Numerous gods are mentioned in the source texts, such as the hammer-wielding, humanity-protecting god Thor, who unrelentingly pursues his foes; the one-eyed, raven-flanked god Odin, who craftily pursues knowledge throughout the worlds and bestowed among humanity the runic alphabet; the beautiful, seiðr-working, feathered cloak-clad goddess Freya who rides to battle to choose among the slain; the vengeful, skiing goddess Skaði, who prefers the wolf howls of the winter mountains to the seashore; the powerful god Njörðr, who may calm both sea and fire and grant wealth and land; the god Freyr, whose weather and farming associations bring peace and pleasure to humanity; the goddess Iðunn, who keeps apples that grant eternal youthfulness; the mysterious god Heimdallr, who is born of nine mothers, can hear grass grow, has gold teeth, and possesses a resounding horn; the half-god Loki, who brings tragedy to the gods by engineering the death of the goddess Frigg's beautiful son Baldr; and numerous other deities.

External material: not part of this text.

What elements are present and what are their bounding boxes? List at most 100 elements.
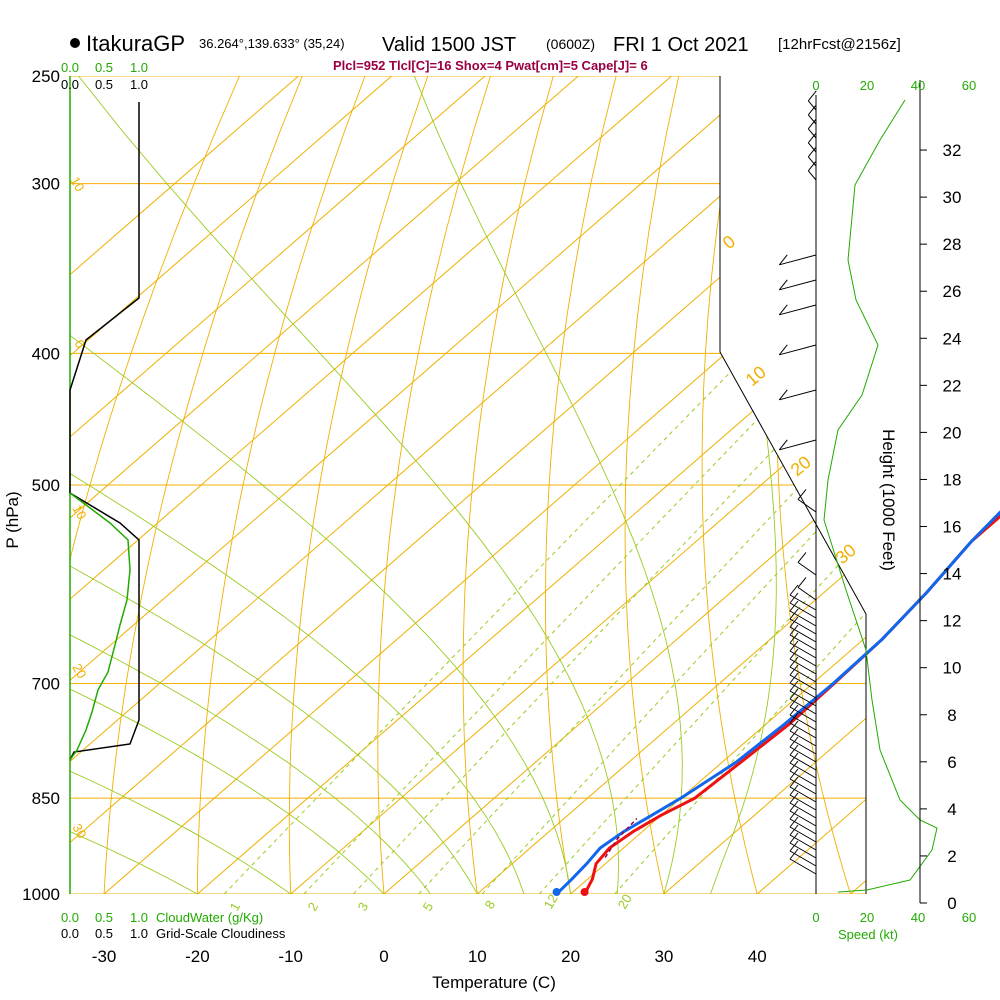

Most of the surviving mythology centers on the plights of the gods and their interaction with various other beings, such as humanity and the jötnar, beings who may be friends, lovers, foes and/or family members of the gods. The cosmos in Norse mythology consist of Nine Worlds that flank a central cosmological tree; Yggdrasil. Units of time and elements of the cosmology are personified as deities or beings. Various forms of a creation myth are recounted, where the world is created from the flesh of the primordial being Ymir, and the first two humans are Ask and Embla. These worlds are foretold to be reborn after the events of Ragnarök, where an immense battle occurs between the gods and their enemies, and the world is enveloped in flames, only to be reborn anew. There the surviving gods will meet and the land will be fertile and green, and two humans will repopulate the world.
Norse mythology has been a discussion of scholarly interpretation and debate since the 17th century, when key texts were brought to the attention of the intellectual circles of Europe. By way of comparative mythology and historical linguistics, scholars have identified elements of Germanic mythology reaching as far back as Proto-Indo-European mythology. In the modern period, the Romanticist Viking revival re-awoke an interest in the subject matter, and references to Norse mythology may now be found throughout modern popular culture. The myths have further been revived in a religious context among adherents of Germanic Neopaganism.
 Norse Mythology is the base of the Nilfeheim Mythology worshipped by the Neo Vikings. The men and women of the Viking Movement took many references, both authentic historic and that of popular literature (Movies, books, comics) and created their own mythology.